You're reading: Iran’s first nuclear plant faces more delays

VIENNA, Feb 26 (Reuters) - Iran's surprise announcement it will have to remove fuel from its first nuclear reactor suggests a new setback for its atomic ambitions, but the reason for the unusual step and how long it may take remain unclear.

"It is significant.
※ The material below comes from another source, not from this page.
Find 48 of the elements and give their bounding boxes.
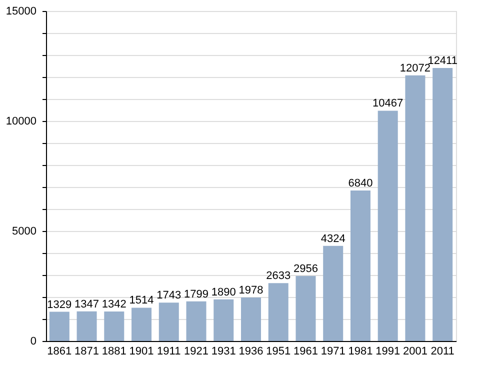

Unloading unspent fuel is a rare occurrence in the nuclear industry," said a senior Western diplomat familiar with the issue.

The U.N. nuclear watchdog said in a report obtained by Reuters on Friday it had been informed by Iran that it would take fuel assemblies out from the core of the Russian-built Bushehr reactor, just a few months after they were loaded.

The International Atomic Energy Agency (IAEA) did not give details in its document, which came a month after Russia warned that an attack by a computer virus known as Stuxnet could have triggered a Chernobyl-style disaster at Bushehr.

Experts said the fuel measure may cause further delays for the plant, a flagship project which Iran has said would start producing electricity early this year and which it says is proof of the peaceful nature of its nuclear programme.

"Unloading fuel from a reactor core which has already reached the stage of criticality is unusual, pointing towards possible problems with the fuel itself," Olli Heinonen, former head of IAEA inspections worldwide, told Reuters.

If the issue was caused by a leaking fuel assembly and this was known, it would not take much time, he said.

"But if it turns out to be a quality problem or if other vital equipment is broken or malfunctioning, it may take a long time," Heinonen, now at Harvard University, said.

MONTHS OF DELAY?

Iran’s nuclear envoy Ali Asghar Soltanieh told the ISNA news agency that Russian engineers had advised the fuel be unloaded for tests, and that it would later be put back. The head of the plant said it was happening for safety reasons.

Last week, state media quoted Iranian Foreign Minister Ali Akbar Salehi as saying that the 1,000 megawatt reactor on Iran’s Gulf coast was undergoing tests and that "everything is ready to produce electricity in the near future".

Bushehr was begun by Germany’s Siemens in the 1970s, before Iran’s Islamic revolution. Russia later took over the $1 billion project and supplied the fuel for the reactor, which has yet to start injecting power onto Iran’s national grid.

Mark Hibbs, a nuclear expert at the Carnegie Endowment for International Peace, said Bushehr may have a problem with equipment in its primary cooling circuit.

"At Bushehr there is a critical interface in this area between equipment supplied by German industry and equipment supplied by the Russians," Hibbs said.

"If there is a problem in that equipment … that could delay the start-up of the unit for a few months."

A senior Iranian atomic energy official said earlier this month the country should investigate claims that the Stuxnet computer worm, which security analysts suspect targeted Iran’s nuclear programme, had caused major harm to Bushehr.

That came after a senior Russian official warned that Stuxnet could have triggered a nuclear disaster on the scale of Chernobyl, referring to the 1986 nuclear accident at a plant in Ukraine, then part of the Soviet Union.

SAFETY PROBLEMS?

Many analysts believe Stuxnet was a cyber attack by the United States and Israel aimed at disabling Iran’s nuclear equipment and slowing down a programme they suspect is aimed at making nuclear weapons, something Tehran denies.

Iranian officials have confirmed Stuxnet hit staff computers at Bushehr but said it did not affect major systems.

But the Institute for Science and International Security, a Washington-based think-tank, said it did not believe the Bushehr fuel issue was related to Stuxnet.

Instead, it said the fuel development possibly confirmed reports of "safety problems or equipment failures at the reactor, which could significantly delay its start".

Experts say that firing up Bushehr will not take Iran any closer to building a nuclear bomb since Russia will supply the enriched uranium for the reactor and take away the spent fuel that could be used to make weapons-grade plutonium.

A Vienna-based official with knowledge of the Iran nuclear issue predicted that the unloading of the fuel would take place in the next few days.

Heinonen, who stepped down from his IAEA post in August, said the issue could be embarrassing for the Russian operator of Bushehr, Rosatom.
Full responsibility for the plant is only "supposed to be turned over to the Iranians after the first refuelling which is estimated to take place perhaps two years from now", he said.